Written by Michael Larabel in Display Drivers on 30 January 2020 at 05:06 PM EST. Page 1 of 5. 14 Comments.

Among many other Valve ACO back-end improvements for Mesa 20.0, one of the notable additions is this AMDGPU LLVM alternative now working for Radeon "Southern Islands" / GCN 1.0 graphics cards. With this, these original AMD GCN graphics cards may have some extra life out of Linux gaming boxes thanks to slightly higher performance some eight years after these graphics cards first launched in the Radeon HD 7000 series.
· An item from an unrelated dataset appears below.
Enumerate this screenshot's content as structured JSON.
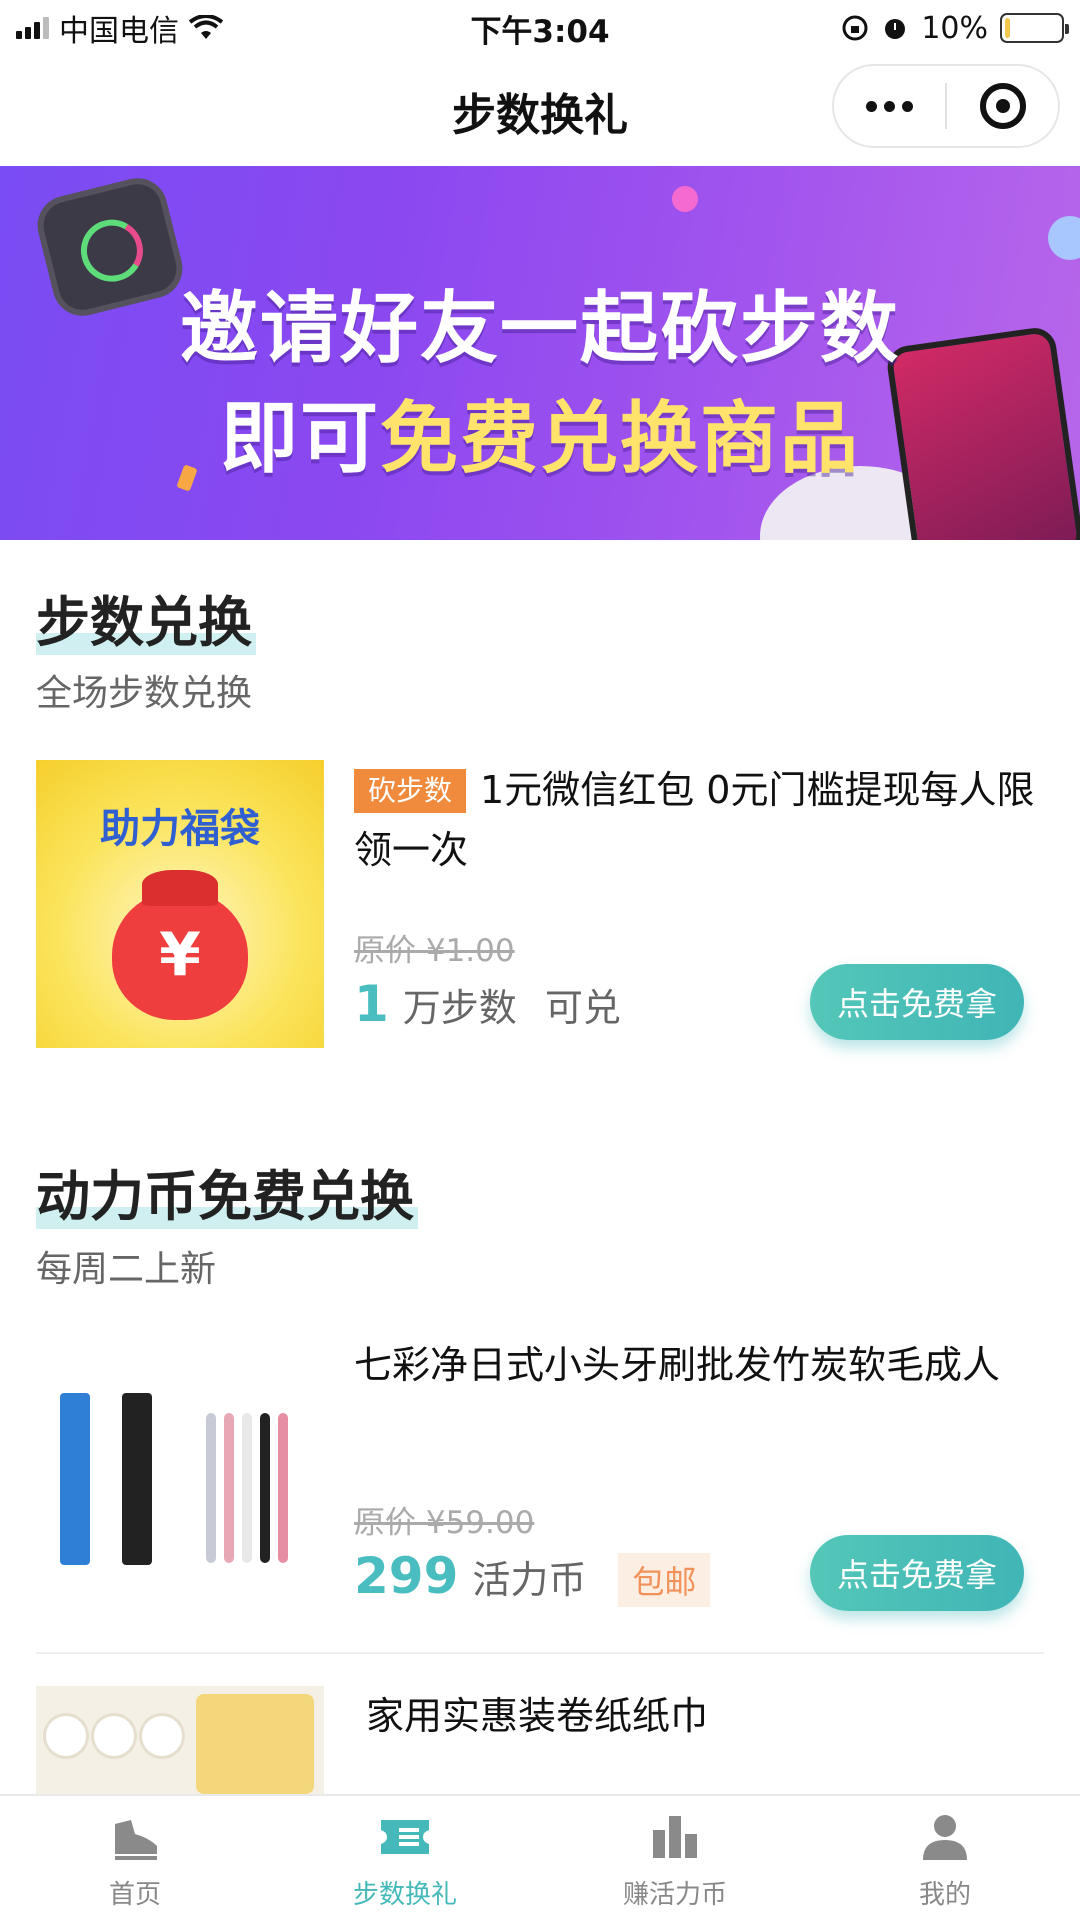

ACO is the back-end to the Mesa Radeon Vulkan driver that's funded by Valve and optimized for speedy shader compilation to help with game load times and for delivering optimal gaming performance. With the upcoming Mesa 20.0, ACO works from the Radeon GFX10/Navi graphics cards back through the GCN 1.0 products. Granted, by default the Radeon DRM kernel driver is used for these graphics cards so you need to first boot the system with "amdgpu.si_support=1 radeon.si_support=0" for enabling the AMDGPU kernel driver that is needed for allowing RADV to work at all.

GCN 1.0 Mesa 20.0-devel

With Mesa 20.0, RADV ACO isn't enabled by default but requires the RADV_PERFTEST=aco environment variable. Using a Mesa 20.0-devel snapshot from today and testing with a Radeon HD 7950 graphics card, I compared the default and ACO-optimized performance on this graphics card. A range of Linux gaming Vulkan-powered benchmarks were run via the Phoronix Test Suite.